Während der Projektlaufzeit von September 2009 bis September 2011 kamen mehr als 50 Elektrofahrzeuge im Carsharing der DeutschenBahn (e-Flinkster – mein Carsharing) sowie in weiteren Vermietmodellen (z.B.Langzeitmiete) zum Einsatz. Zum Projektendestanden 14 Citroën C-Zero, zwölfToyota Plug-in-Hybrid und sechs Smart ed an 15 E-Flinkster-Stationen in Berlin zur Verfügung. Sie sind mehr als 2853 Mal von 1209 unterschiedlichen Kunden entliehen worden.
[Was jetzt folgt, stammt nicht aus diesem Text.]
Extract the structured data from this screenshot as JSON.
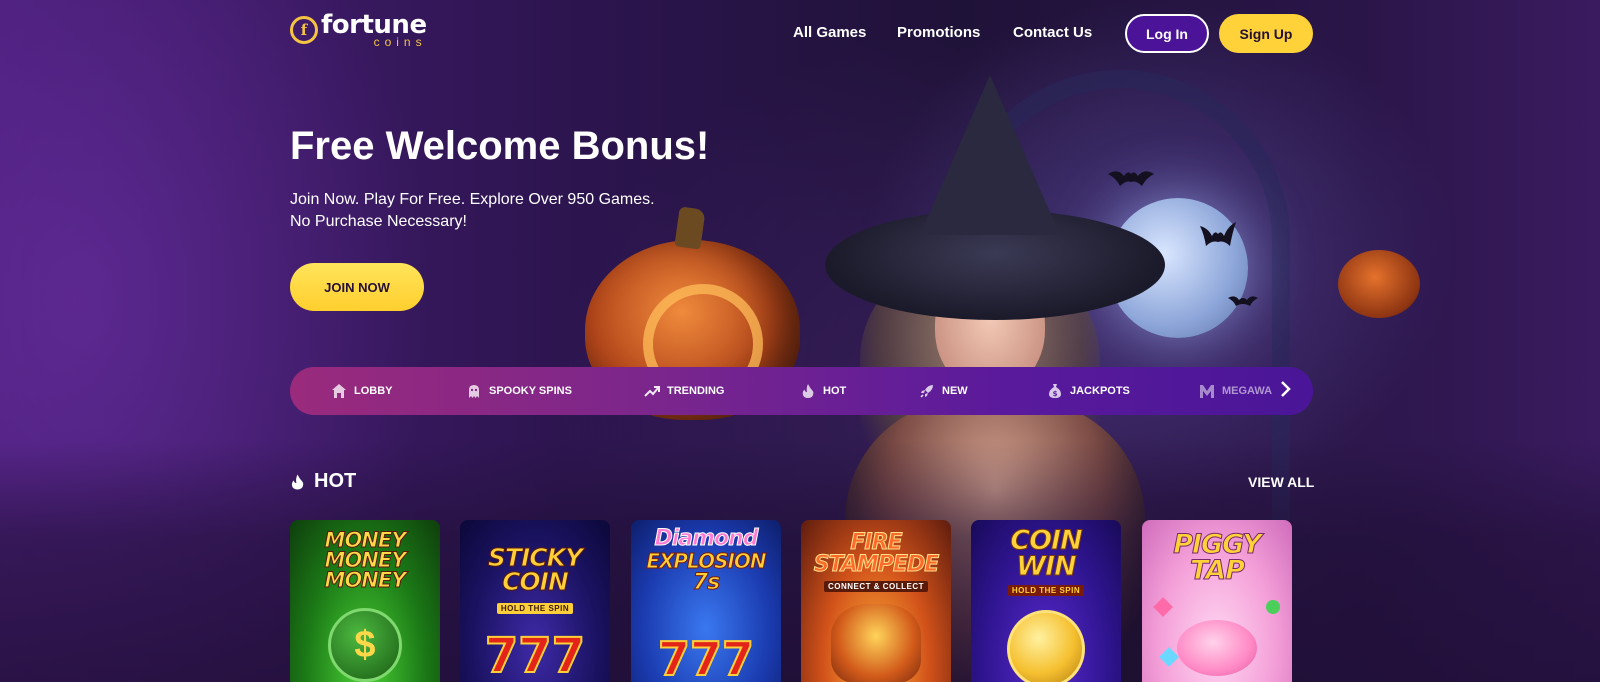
{
  "brand": {
    "name": "fortune",
    "sub": "coins",
    "mark": "f"
  },
  "nav": {
    "all_games": "All Games",
    "promotions": "Promotions",
    "contact": "Contact Us"
  },
  "auth": {
    "login": "Log In",
    "signup": "Sign Up"
  },
  "hero": {
    "title": "Free Welcome Bonus!",
    "line1": "Join Now. Play For Free. Explore Over 950 Games.",
    "line2": "No Purchase Necessary!",
    "cta": "JOIN NOW"
  },
  "categories": [
    {
      "label": "LOBBY",
      "icon": "home-icon"
    },
    {
      "label": "SPOOKY SPINS",
      "icon": "ghost-icon"
    },
    {
      "label": "TRENDING",
      "icon": "trending-icon"
    },
    {
      "label": "HOT",
      "icon": "flame-icon"
    },
    {
      "label": "NEW",
      "icon": "rocket-icon"
    },
    {
      "label": "JACKPOTS",
      "icon": "money-bag-icon"
    },
    {
      "label": "MEGAWA",
      "icon": "megaways-icon"
    }
  ],
  "section": {
    "title": "HOT",
    "view_all": "VIEW ALL",
    "icon": "flame-icon"
  },
  "games": [
    {
      "title": "MONEY MONEY MONEY",
      "l1": "MONEY",
      "l2": "MONEY",
      "l3": "MONEY",
      "sub": "",
      "art": "$"
    },
    {
      "title": "STICKY COIN",
      "l1": "STICKY",
      "l2": "COIN",
      "l3": "",
      "sub": "HOLD THE SPIN",
      "art": "777"
    },
    {
      "title": "Diamond Explosion 7s",
      "l1": "Diamond",
      "l2": "EXPLOSION",
      "l3": "7s",
      "sub": "",
      "art": "777"
    },
    {
      "title": "FIRE STAMPEDE",
      "l1": "FIRE",
      "l2": "STAMPEDE",
      "l3": "",
      "sub": "CONNECT & COLLECT",
      "art": ""
    },
    {
      "title": "COIN WIN",
      "l1": "COIN",
      "l2": "WIN",
      "l3": "",
      "sub": "HOLD THE SPIN",
      "art": ""
    },
    {
      "title": "PIGGY TAP",
      "l1": "PIGGY",
      "l2": "TAP",
      "l3": "",
      "sub": "",
      "art": ""
    }
  ],
  "colors": {
    "accent_yellow": "#ffd23a",
    "login_purple": "#4a1398",
    "bar_start": "#9a2a7c",
    "bar_end": "#4a1598"
  }
}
E-Carsharing wurde am häufigsten für Freizeitfahrten (32%), private Erledigungen (26%), Dienstfahrten (17%) sowie Einkaufsfahrten (13%) genutzt. Insgesamt konnten 194037 km mit den Elektro- und Hybridautos zurückgelegt werden; durchschnittlich entspricht dies ca. 68 km pro Fahrt. Reine Elektrofahrzeuge wurden im Schnitt weniger als 30 km, Plug-in-Hybrid-Fahrzeuge über 120 km pro Buchung gefahren. Bei den Nutzern dominierten auch in Berlin die Männer mit mehr als 87%. Ebenso entsprachen Durchschnittsalter (38 Jahre), Bildungs- (68% Hochschulabschluss) und Einkommensniveau (50% > 3000 EUR monatliches Haushaltsnettoeinkommen) den Ergebnissen vergleichbarer Untersuchungen.

Insgesamt bestätigen die Ergebnisse der dritten Befragungswelle die bereits veröffentlichten Angaben: So stehen Fahrspass, Fahrgeräusche und Sicherheit weiterhin sehr hoch im Kurs. Reichweite und Lademöglichkeiten hingegen werden dann kritischer gesehen, wenn sich die Nutzungen häufen. Ingesamt fällt das Gesamturteil sehr positiv aus. Die Kombination von E-Carsharing und öffentlichem Verkehr hat die Chance, Defizite der Elektroautos auszugleichen. Die kombinierte Nutzung befriedigte sowohl alltägliche (75% Zustimmung) als auch nicht alltägliche Mobilitätsbedarfe (64%). Es blieb für über 70% der Befragten jedoch wichtig, gelegentlich auf konventionelle Leihfahrzeuge zurückgreifen zu können. Für einen bequemen Verkehrsträgerwechsel wurden E-Carsharing-Stationen an Bahnhöfen errichtet, darüber hinaus gab es Stationen im Wohn- und Einkaufsumfeld.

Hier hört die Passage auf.